Tyler Tate

Cofounder of TwigKit

Tyler Tate is the cofounder of TwigKit - a London-based software company that provides tools for rapidly building search-based applications. He is also coauthor of Designing the Search Experience, a book recently published by Morgan Kaufmann, and has written articles for the likes of A List ApartBoxes & ArrowsUX Matters, and UX Magazine. In the past Tyler lead design at Nutshell CRM, designed an enterprise content management system, ran a small design studio, and taught a university course on web design. He blogs at tylertate.com, tweets as @tylertate, and currently lives in Cambridgeshire, England.

Talk Title: 
Information Wayfinding: The Anthropology of Big Data
Talk Abstract: 

Web pages are dying. Organized into websites with navigation and keyword search in the same way that printed pages were organized into books with a table of contents and an index, web pages and their book-like metaphor are a throwback to the past. In the future, our interactions with information will be less like flipping through a book, and more like exploring a museum, navigating a city, or wandering through nature itself. In other words, we are entering a new era of information wayfinding.

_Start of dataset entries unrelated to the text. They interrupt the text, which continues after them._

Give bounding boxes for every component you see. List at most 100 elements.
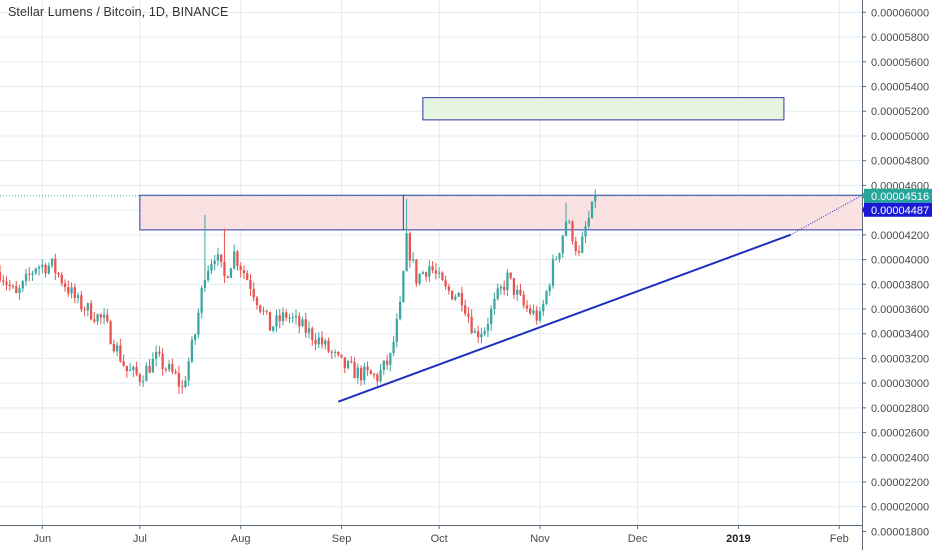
candle-body xyxy=(337,351,340,355)
candle-body xyxy=(307,328,311,333)
candle xyxy=(174,368,177,375)
candle xyxy=(233,244,236,270)
candle xyxy=(551,254,555,289)
candle-body xyxy=(187,361,190,381)
candle xyxy=(184,375,187,389)
candle xyxy=(119,338,122,363)
candle-body xyxy=(382,360,385,371)
candle-body xyxy=(24,273,28,282)
candle xyxy=(382,360,385,376)
candle xyxy=(161,348,164,376)
candle xyxy=(369,369,372,375)
candle-body xyxy=(164,368,168,370)
candle xyxy=(327,337,330,354)
candle xyxy=(350,355,353,364)
candle xyxy=(41,259,44,274)
candle-body xyxy=(288,317,291,319)
candle-body xyxy=(483,330,486,334)
candle-body xyxy=(434,270,438,274)
time-tick-label: Jun xyxy=(33,533,51,545)
candle xyxy=(509,272,512,280)
candle xyxy=(392,335,395,357)
candle-body xyxy=(441,272,444,281)
candle xyxy=(93,311,96,324)
price-tick-label: 0.00003600 xyxy=(871,304,929,316)
candle-body xyxy=(86,303,89,311)
candle-body xyxy=(392,341,395,354)
candle xyxy=(464,299,467,317)
support-trendline xyxy=(337,233,791,403)
candle xyxy=(106,309,109,324)
price-badge-background xyxy=(864,202,932,217)
candle-body xyxy=(350,361,353,363)
candle xyxy=(63,279,67,292)
candle-body xyxy=(590,201,594,218)
candle-body xyxy=(18,288,21,294)
time-tick-label: Jul xyxy=(133,533,147,545)
candle xyxy=(242,265,246,279)
candle-body xyxy=(223,261,226,277)
candle-body xyxy=(128,369,132,371)
candle xyxy=(581,231,584,254)
candle xyxy=(86,302,89,317)
time-tick-label: Sep xyxy=(332,533,352,545)
candle-body xyxy=(200,288,203,313)
candle-body xyxy=(174,371,177,374)
target-zone xyxy=(422,97,785,121)
candle-body xyxy=(76,295,80,298)
candle-body xyxy=(405,233,408,272)
price-tick-label: 0.00005000 xyxy=(871,131,929,143)
candle xyxy=(197,308,200,339)
price-badge-pointer xyxy=(862,202,866,217)
candle-body xyxy=(535,310,538,321)
candle xyxy=(405,198,408,272)
candle-body xyxy=(89,303,93,320)
resistance-zone xyxy=(139,195,862,230)
candle-body xyxy=(67,287,70,294)
candle-body xyxy=(561,235,564,254)
candle xyxy=(343,357,346,374)
candle-body xyxy=(44,264,47,274)
price-tick-label: 0.00002000 xyxy=(871,502,929,514)
candle xyxy=(262,306,265,316)
candle-body xyxy=(490,308,493,325)
candle-body xyxy=(356,367,359,379)
candle-body xyxy=(80,295,83,310)
candle xyxy=(548,283,551,296)
candle-body xyxy=(525,305,529,309)
candle xyxy=(441,271,444,281)
candle xyxy=(76,292,80,304)
candle xyxy=(158,346,161,357)
price-tick-label: 0.00002200 xyxy=(871,477,929,489)
candle-body xyxy=(581,236,584,253)
candle xyxy=(506,269,509,297)
candle-body xyxy=(379,370,382,382)
candle-body xyxy=(512,278,516,295)
candle xyxy=(584,221,587,244)
candle-body xyxy=(168,364,171,370)
candle xyxy=(372,372,376,379)
candle xyxy=(239,262,242,278)
candle-body xyxy=(15,286,18,294)
candle xyxy=(11,284,15,289)
candle xyxy=(210,259,213,275)
candle xyxy=(141,375,145,387)
candle-body xyxy=(564,221,568,236)
candle xyxy=(376,372,379,386)
candle-body xyxy=(83,309,86,311)
candle-body xyxy=(115,345,119,352)
candle xyxy=(590,201,594,219)
candle-body xyxy=(529,308,532,314)
candle xyxy=(477,325,480,343)
candle-body xyxy=(161,353,164,369)
price-badge-label: 0.00004516 xyxy=(871,191,929,203)
candle xyxy=(415,259,418,287)
candle xyxy=(451,290,454,301)
price-tick-label: 0.00003000 xyxy=(871,378,929,390)
candle xyxy=(307,321,311,339)
last-price-badge: 0.00004516 xyxy=(862,188,932,203)
candle-body xyxy=(125,365,128,371)
candle xyxy=(568,219,571,224)
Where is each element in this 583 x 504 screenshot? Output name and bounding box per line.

Fortunately, the fields of wayfinding and human-information interaction can teach us a good deal about how people find their way through physical and information environments alike. In this forward-looking talk Tyler Tate, author of Designing the Search Experience and cofounder of Twigkit, begins by synthesizing ideas from each of these fields. He then combines this cross-fertilization of ideas with a set of design principles for creating successful information wayfinding experiences, including:

1. Unified interaction

2. Positional cues

3. Survey views

4. Paths onward

5. A path back to known territory

Most importantly, Tyler then turns the theory in practice by demonstrating hands-on techniques that can be applied to your current project, such as: moving from navigation to faceted navigation, using human-readable URLs, offering flexible controls, providing contextual search, using integrated breadcrumbs effectively, providing topic views, and offering onward-leading detail views.

As web pages increasingly become a thing of the past, users require new means of interacting with an ever-expanding landscape of information. Welcome to the era of information wayfinding.